Jim Jarmush, director de cine estadounidense describe su película Extraños en el paraíso como “una historia sobre América vista a través de los ojos de extranjeros, una historia sobre el exilio (tanto del país natal como de uno mismo), y sobre conexiones prácticamente perdidas.” La crítica en ese mismo sentido hace referencia  a que “cada espacio que recorren –Nueva York, Ohio o Florida-, les resulta exactamente tan alienado, aburrido y desapacible que el anterior, sin distinción posible”. Son extranjeros en el exilio y también extranjeros en su propio país.
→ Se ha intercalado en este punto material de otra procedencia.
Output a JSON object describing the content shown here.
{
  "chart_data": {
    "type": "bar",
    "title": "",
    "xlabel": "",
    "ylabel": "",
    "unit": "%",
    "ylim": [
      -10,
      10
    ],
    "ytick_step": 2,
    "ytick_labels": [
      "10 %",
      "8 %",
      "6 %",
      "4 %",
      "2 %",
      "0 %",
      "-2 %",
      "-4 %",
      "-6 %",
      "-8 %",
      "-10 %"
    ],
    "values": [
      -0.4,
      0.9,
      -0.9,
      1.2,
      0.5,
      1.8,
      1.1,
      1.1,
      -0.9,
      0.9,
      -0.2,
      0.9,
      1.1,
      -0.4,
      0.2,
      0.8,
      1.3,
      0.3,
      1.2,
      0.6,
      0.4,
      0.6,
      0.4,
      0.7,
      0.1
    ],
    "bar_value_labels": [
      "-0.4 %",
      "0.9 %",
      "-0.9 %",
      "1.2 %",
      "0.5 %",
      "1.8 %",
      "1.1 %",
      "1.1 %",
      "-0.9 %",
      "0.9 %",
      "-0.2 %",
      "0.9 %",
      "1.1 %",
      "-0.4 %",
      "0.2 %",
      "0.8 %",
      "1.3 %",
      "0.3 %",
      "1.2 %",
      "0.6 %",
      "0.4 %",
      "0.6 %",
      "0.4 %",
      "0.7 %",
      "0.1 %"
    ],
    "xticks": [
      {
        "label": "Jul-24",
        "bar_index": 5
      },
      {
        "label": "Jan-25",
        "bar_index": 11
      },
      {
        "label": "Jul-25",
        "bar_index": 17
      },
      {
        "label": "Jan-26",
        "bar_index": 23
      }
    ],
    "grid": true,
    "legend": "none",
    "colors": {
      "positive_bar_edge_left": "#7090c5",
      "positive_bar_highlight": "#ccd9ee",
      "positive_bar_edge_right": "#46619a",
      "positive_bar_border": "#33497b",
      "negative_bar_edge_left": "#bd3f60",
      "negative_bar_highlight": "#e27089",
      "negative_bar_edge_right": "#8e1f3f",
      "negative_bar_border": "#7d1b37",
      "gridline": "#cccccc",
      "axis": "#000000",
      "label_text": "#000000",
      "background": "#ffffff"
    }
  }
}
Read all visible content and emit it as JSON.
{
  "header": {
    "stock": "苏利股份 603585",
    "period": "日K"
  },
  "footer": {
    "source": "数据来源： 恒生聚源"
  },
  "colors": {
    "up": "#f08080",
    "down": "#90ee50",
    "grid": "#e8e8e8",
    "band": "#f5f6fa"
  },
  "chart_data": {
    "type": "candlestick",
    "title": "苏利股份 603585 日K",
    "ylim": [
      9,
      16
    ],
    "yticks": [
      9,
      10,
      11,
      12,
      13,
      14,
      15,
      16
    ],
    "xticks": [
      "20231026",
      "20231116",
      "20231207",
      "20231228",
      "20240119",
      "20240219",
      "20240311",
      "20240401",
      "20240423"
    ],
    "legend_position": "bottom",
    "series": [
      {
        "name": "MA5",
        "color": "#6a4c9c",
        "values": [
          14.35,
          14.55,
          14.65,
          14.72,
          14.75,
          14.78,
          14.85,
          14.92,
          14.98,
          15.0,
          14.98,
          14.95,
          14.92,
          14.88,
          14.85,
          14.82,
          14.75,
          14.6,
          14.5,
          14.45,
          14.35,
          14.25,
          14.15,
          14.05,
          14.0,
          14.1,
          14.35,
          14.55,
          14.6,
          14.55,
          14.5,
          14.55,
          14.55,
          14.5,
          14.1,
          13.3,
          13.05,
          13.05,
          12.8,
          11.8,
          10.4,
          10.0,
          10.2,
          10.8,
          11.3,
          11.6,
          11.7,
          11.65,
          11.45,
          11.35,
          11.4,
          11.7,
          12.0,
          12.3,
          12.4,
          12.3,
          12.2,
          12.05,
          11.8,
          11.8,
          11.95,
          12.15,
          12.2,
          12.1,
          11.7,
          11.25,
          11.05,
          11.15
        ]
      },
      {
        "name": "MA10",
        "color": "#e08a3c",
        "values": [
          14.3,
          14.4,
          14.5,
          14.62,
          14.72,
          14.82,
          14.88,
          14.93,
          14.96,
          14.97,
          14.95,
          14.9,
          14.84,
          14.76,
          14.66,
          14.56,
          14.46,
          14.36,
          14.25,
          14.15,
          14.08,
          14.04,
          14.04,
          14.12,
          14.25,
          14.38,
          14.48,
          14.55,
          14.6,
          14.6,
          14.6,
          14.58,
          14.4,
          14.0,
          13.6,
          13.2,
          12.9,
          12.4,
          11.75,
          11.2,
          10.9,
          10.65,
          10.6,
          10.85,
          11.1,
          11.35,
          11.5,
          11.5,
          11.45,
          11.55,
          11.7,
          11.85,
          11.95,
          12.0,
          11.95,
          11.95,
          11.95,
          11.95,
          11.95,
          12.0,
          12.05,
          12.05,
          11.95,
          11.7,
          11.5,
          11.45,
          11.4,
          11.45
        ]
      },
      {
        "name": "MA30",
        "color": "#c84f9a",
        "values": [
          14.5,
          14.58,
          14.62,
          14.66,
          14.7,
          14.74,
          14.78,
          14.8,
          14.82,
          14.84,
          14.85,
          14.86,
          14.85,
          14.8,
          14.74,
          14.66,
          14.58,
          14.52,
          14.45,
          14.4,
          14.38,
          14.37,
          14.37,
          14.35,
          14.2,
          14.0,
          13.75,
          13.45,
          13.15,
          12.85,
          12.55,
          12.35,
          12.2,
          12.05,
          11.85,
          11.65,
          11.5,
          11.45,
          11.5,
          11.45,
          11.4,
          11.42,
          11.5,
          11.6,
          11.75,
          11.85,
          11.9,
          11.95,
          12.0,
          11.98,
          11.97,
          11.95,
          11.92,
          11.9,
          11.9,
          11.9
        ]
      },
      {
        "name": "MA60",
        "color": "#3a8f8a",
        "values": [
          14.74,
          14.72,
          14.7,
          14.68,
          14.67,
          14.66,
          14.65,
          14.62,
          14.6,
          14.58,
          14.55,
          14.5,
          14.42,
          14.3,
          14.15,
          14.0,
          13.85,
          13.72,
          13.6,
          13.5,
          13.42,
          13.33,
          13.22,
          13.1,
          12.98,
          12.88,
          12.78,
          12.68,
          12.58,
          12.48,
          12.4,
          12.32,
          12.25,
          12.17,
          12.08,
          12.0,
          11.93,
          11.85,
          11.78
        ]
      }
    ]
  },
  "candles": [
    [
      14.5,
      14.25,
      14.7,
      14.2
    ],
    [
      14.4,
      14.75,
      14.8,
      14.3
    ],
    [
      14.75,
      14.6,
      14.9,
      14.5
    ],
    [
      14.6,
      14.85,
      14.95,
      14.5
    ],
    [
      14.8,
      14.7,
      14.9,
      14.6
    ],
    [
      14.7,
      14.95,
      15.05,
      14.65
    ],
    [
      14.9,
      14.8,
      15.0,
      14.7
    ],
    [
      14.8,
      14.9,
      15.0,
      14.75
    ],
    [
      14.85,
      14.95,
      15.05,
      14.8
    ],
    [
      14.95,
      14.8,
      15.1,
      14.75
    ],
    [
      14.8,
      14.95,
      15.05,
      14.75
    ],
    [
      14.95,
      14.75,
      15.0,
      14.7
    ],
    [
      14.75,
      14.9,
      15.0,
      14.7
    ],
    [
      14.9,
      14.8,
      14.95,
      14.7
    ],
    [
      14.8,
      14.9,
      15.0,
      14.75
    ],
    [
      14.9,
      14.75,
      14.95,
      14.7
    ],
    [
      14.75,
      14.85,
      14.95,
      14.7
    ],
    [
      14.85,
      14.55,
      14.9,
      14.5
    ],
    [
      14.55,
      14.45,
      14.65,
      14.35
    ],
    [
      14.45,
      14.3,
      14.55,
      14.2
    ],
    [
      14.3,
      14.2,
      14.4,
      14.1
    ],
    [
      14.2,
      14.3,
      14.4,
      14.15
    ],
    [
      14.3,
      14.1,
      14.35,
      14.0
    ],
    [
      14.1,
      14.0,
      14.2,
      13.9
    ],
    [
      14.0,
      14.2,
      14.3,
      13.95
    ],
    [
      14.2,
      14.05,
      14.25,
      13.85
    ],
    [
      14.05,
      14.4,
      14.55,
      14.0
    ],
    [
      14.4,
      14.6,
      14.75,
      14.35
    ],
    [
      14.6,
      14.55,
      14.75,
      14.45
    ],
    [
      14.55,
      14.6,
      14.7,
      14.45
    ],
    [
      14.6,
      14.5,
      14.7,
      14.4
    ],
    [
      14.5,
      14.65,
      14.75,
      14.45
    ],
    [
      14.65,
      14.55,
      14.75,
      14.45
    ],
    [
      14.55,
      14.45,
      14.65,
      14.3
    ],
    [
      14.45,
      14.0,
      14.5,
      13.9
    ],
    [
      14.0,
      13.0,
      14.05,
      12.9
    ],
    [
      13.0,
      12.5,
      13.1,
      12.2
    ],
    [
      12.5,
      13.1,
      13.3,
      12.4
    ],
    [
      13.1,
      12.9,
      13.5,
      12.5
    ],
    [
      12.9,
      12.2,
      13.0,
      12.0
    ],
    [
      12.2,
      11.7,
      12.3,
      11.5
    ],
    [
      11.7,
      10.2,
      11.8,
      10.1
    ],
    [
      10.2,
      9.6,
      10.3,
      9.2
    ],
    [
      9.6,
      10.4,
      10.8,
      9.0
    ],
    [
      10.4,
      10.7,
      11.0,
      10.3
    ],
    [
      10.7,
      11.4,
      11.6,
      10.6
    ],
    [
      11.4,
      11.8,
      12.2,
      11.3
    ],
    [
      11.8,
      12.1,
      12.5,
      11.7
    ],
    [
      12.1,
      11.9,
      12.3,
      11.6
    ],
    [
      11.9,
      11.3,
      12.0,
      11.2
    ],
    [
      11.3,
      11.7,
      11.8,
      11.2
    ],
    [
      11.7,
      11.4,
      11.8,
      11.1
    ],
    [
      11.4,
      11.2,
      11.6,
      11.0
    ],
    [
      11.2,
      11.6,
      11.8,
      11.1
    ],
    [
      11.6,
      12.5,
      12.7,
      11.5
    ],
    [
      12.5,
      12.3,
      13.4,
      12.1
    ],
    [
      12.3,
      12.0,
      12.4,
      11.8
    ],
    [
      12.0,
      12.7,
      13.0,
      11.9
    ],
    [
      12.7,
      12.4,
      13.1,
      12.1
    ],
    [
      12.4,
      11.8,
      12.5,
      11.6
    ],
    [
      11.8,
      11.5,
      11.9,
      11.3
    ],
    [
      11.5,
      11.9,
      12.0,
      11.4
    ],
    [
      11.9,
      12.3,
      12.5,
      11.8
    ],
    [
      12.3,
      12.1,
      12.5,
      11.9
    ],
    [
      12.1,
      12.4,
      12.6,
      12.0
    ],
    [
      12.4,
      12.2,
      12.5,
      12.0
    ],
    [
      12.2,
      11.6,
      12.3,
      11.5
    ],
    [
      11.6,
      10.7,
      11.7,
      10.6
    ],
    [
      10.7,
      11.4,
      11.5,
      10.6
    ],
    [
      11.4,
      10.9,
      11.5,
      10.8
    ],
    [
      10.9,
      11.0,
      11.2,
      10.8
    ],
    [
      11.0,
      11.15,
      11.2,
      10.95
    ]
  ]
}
Hoy en todo el mundo se presentan migraciones. Foto: Mario Arroyave

Este pretexto cinematográfico no es más que un preámbulo para compartir una reflexión en torno a la situación que hoy vemos con la presencia de cientos de venezolanos que llegan a nuestro país en busca de mejores alternativas de vida, de un horizonte promisorio debido a la crisis, la debacle política y social que sufre el hermano país. Es una más de las tantas circunstancias que históricamente hemos vivido y que día a día se escriben, como sus diversas historias, sus razones, las que cuentan muchos de ellos cuando se acercan a ofrecer un bolígrafo o una chupeta en nuestras calles y parques, lugares donde es ya común encontrarse con sus relatos, con su mirada expresiva, con su incertidumbre.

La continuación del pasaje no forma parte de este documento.